There is limited evidence to support the idea that red meat is implicated in increased rates of bowel cancer, though cabbage family vegetables taken at the same time might protect you from the effect.
There is no evidence to support the idea that meat in general is implicated in cancer in general.
Not only is there no evidence to support the idea that meat might make cancer recur, any sort of dietary restriction not prescribed by a registered dietician is ill-advised for anyone receiving cancer treatment. Note that I said "Registered Dietician". Nutritionist, nutrician, and any other title is meaningless in this area. Even celebrity "nutritionists" like
Gillian Mc Keith bought their qualifications on the internet.

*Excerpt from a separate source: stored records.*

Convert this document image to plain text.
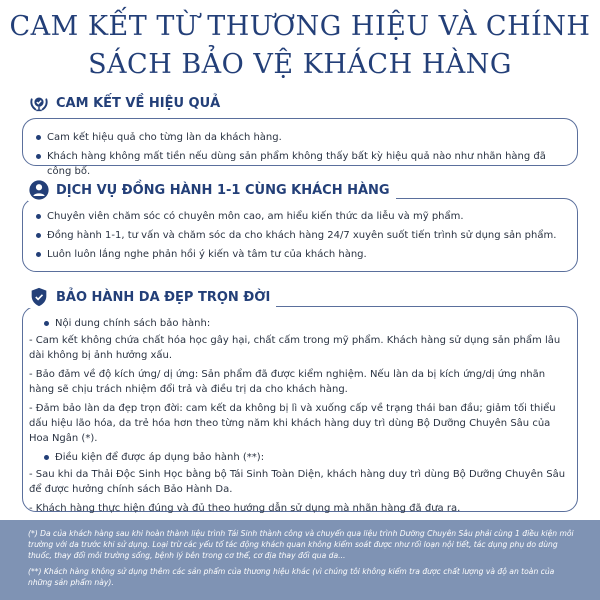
CAM KẾT TỪ THƯƠNG HIỆU VÀ CHÍNH
SÁCH BẢO VỆ KHÁCH HÀNG
Cam kết hiệu quả cho từng làn da khách hàng.
Khách hàng không mất tiền nếu dùng sản phẩm không thấy bất kỳ hiệu quả nào như nhãn hàng đã công bố.
CAM KẾT VỀ HIỆU QUẢ
Chuyên viên chăm sóc có chuyên môn cao, am hiểu kiến thức da liễu và mỹ phẩm.
Đồng hành 1-1, tư vấn và chăm sóc da cho khách hàng 24/7 xuyên suốt tiến trình sử dụng sản phẩm.
Luôn luôn lắng nghe phản hồi ý kiến và tâm tư của khách hàng.
DỊCH VỤ ĐỒNG HÀNH 1-1 CÙNG KHÁCH HÀNG
Nội dung chính sách bảo hành:

- Cam kết không chứa chất hóa học gây hại, chất cấm trong mỹ phẩm. Khách hàng sử dụng sản phẩm lâu dài không bị ảnh hưởng xấu.

- Bảo đảm về độ kích ứng/ dị ứng: Sản phẩm đã được kiểm nghiệm. Nếu làn da bị kích ứng/dị ứng nhãn hàng sẽ chịu trách nhiệm đổi trả và điều trị da cho khách hàng.

- Đảm bảo làn da đẹp trọn đời: cam kết da không bị lì và xuống cấp về trạng thái ban đầu; giảm tối thiểu dấu hiệu lão hóa, da trẻ hóa hơn theo từng năm khi khách hàng duy trì dùng Bộ Dưỡng Chuyên Sâu của Hoa Ngân (*).

Điều kiện để được áp dụng bảo hành (**):

- Sau khi da Thải Độc Sinh Học bằng bộ Tái Sinh Toàn Diện, khách hàng duy trì dùng Bộ Dưỡng Chuyên Sâu để được hưởng chính sách Bảo Hành Da.

- Khách hàng thực hiện đúng và đủ theo hướng dẫn sử dụng mà nhãn hàng đã đưa ra.

BẢO HÀNH DA ĐẸP TRỌN ĐỜI

(*) Da của khách hàng sau khi hoàn thành liệu trình Tái Sinh thành công và chuyển qua liệu trình Dưỡng Chuyên Sâu phải cùng 1 điều kiện môi trường với da trước khi sử dụng. Loại trừ các yếu tố tác động khách quan không kiểm soát được như rối loạn nội tiết, tác dụng phụ do dùng thuốc, thay đổi môi trường sống, bệnh lý bên trong cơ thể, cơ địa thay đổi qua da...

(**) Khách hàng không sử dụng thêm các sản phẩm của thương hiệu khác (vì chúng tôi không kiểm tra được chất lượng và độ an toàn của những sản phẩm này).
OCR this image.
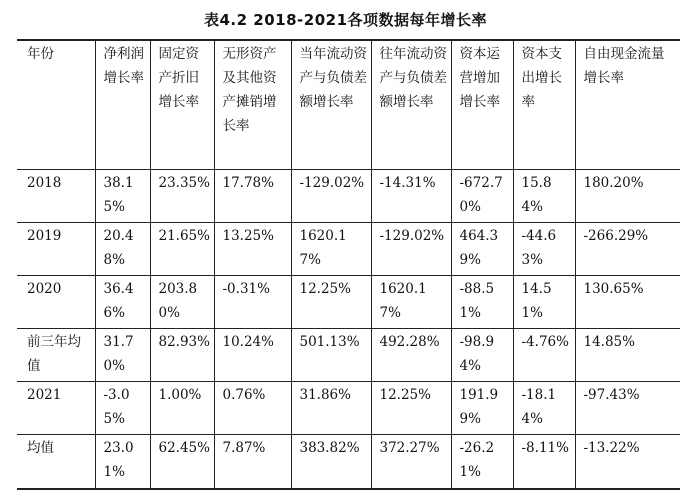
表4.2 2018-2021各项数据每年增长率
年份	净利润增长率	固定资产折旧增长率	无形资产及其他资产摊销增长率	当年流动资产与负债差额增长率	往年流动资产与负债差额增长率	资本运营增加增长率	资本支出增长率	自由现金流量增长率
2018	38.15%	23.35%	17.78%	-129.02%	-14.31%	-672.70%	15.84%	180.20%
2019	20.48%	21.65%	13.25%	1620.17%	-129.02%	464.39%	-44.63%	-266.29%
2020	36.46%	203.80%	-0.31%	12.25%	1620.17%	-88.51%	14.51%	130.65%
前三年均值	31.70%	82.93%	10.24%	501.13%	492.28%	-98.94%	-4.76%	14.85%
2021	-3.05%	1.00%	0.76%	31.86%	12.25%	191.99%	-18.14%	-97.43%
均值	23.01%	62.45%	7.87%	383.82%	372.27%	-26.21%	-8.11%	-13.22%
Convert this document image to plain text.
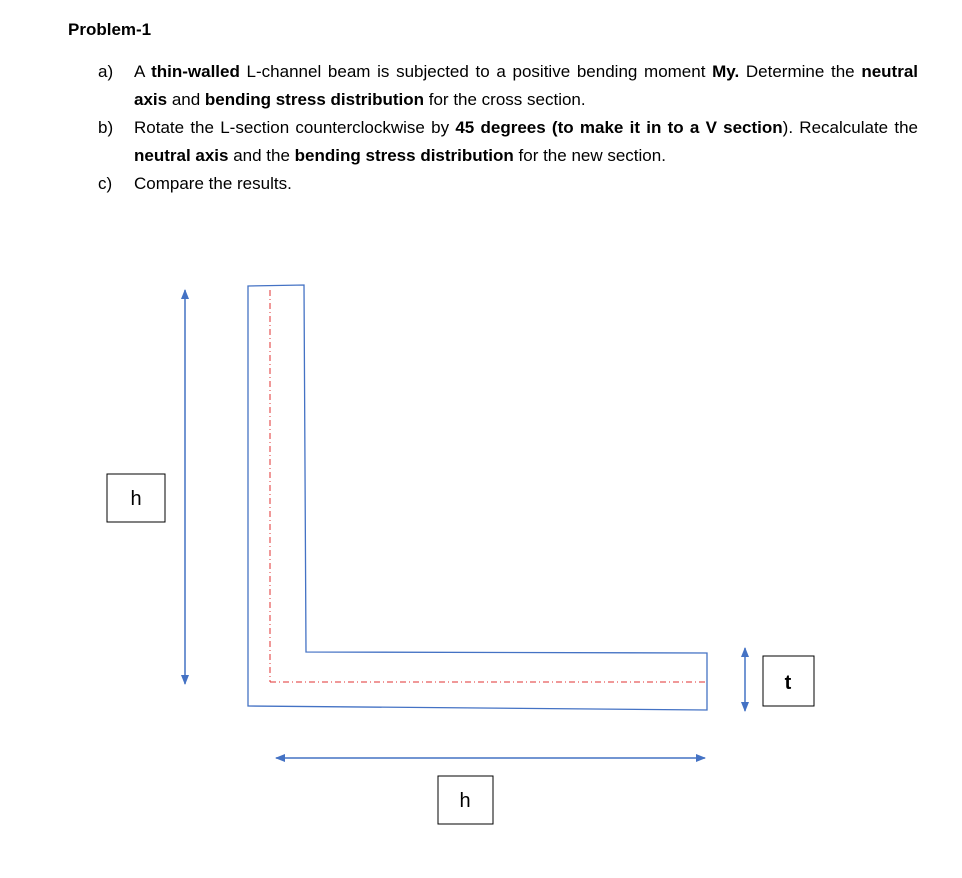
Problem-1
a) A thin-walled L-channel beam is subjected to a positive bending moment My. Determine the neutral axis and bending stress distribution for the cross section.
b) Rotate the L-section counterclockwise by 45 degrees (to make it in to a V section). Recalculate the neutral axis and the bending stress distribution for the new section.
c) Compare the results.
h
h
t
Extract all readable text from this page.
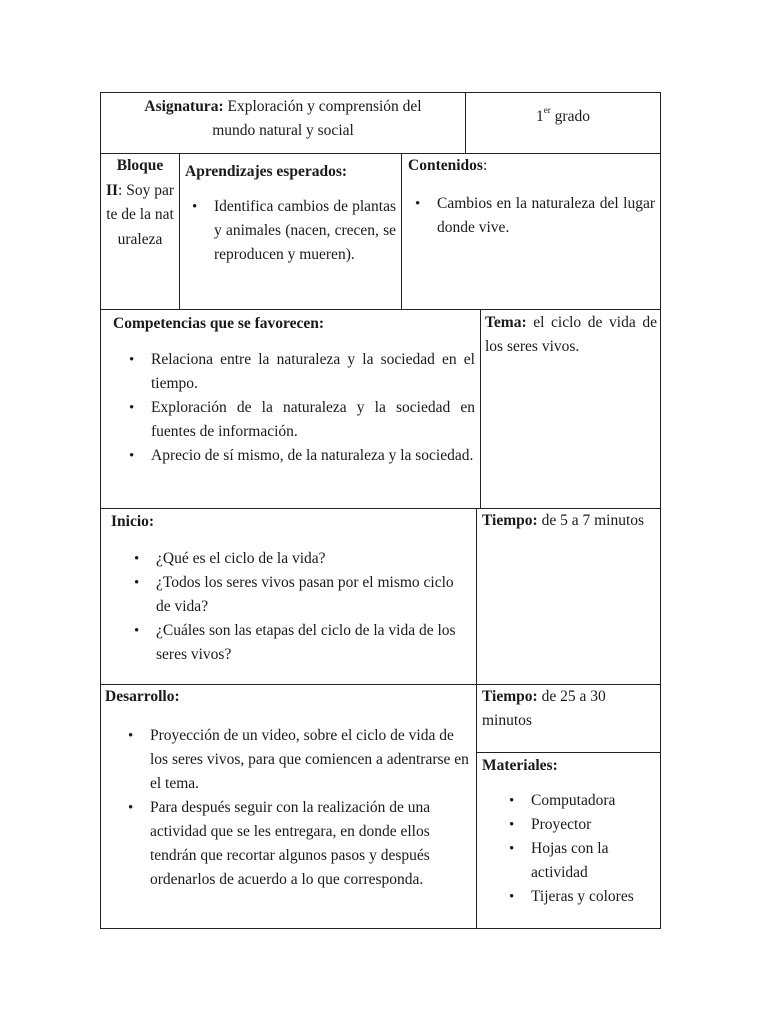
Asignatura: Exploración y comprensión del
mundo natural y social
1er grado
Bloque
II: Soy parte de la naturaleza
Aprendizajes esperados:
• Identifica cambios de plantas y animales (nacen, crecen, se reproducen y mueren).
Contenidos:
• Cambios en la naturaleza del lugar donde vive.
Competencias que se favorecen:
• Relaciona entre la naturaleza y la sociedad en el tiempo.
• Exploración de la naturaleza y la sociedad en fuentes de información.
• Aprecio de sí mismo, de la naturaleza y la sociedad.
Tema: el ciclo de vida de los seres vivos.
Inicio:
• ¿Qué es el ciclo de la vida?
• ¿Todos los seres vivos pasan por el mismo ciclo de vida?
• ¿Cuáles son las etapas del ciclo de la vida de los seres vivos?
Tiempo: de 5 a 7 minutos
Desarrollo:
• Proyección de un video, sobre el ciclo de vida de los seres vivos, para que comiencen a adentrarse en el tema.
• Para después seguir con la realización de una actividad que se les entregara, en donde ellos tendrán que recortar algunos pasos y después ordenarlos de acuerdo a lo que corresponda.
Tiempo: de 25 a 30 minutos
Materiales:
• Computadora
• Proyector
• Hojas con la actividad
• Tijeras y colores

When quack diets are pushed at the general public, we can mostly ignore it. But when seriously ill people are having their health endangered by poor diet advice, something needs to be said.
The real experts advise that cancer patients eat their normal diet, or the diet recommended by the Food Standards agency.
Source. They do not recommend any sort of fad diet for the purposes of cancer prevention, or preventing cancer recurring.
The proponents of veganism usually go a step further than vegetarians. Veganism has no rational foundation, but is a sort or religion. It is an insufficient diet for a healthy person unless supplemented with vitamins, but vegans often make a number of unfounded claims for such a diet. There is no evidence to back any health claims made for a vegan diet. Veganism is also often linked to opposition to conventional medicine, and indeed any sort of rationality.
It is interesting to me that it is hardly ever pointed out that virtually nothing is linked to cancer more strongly than alcohol intake. Eighteen different cancers are linked to alcohol use, but none of those pushing fad diets ever seem to suggest moderating alcohol intake.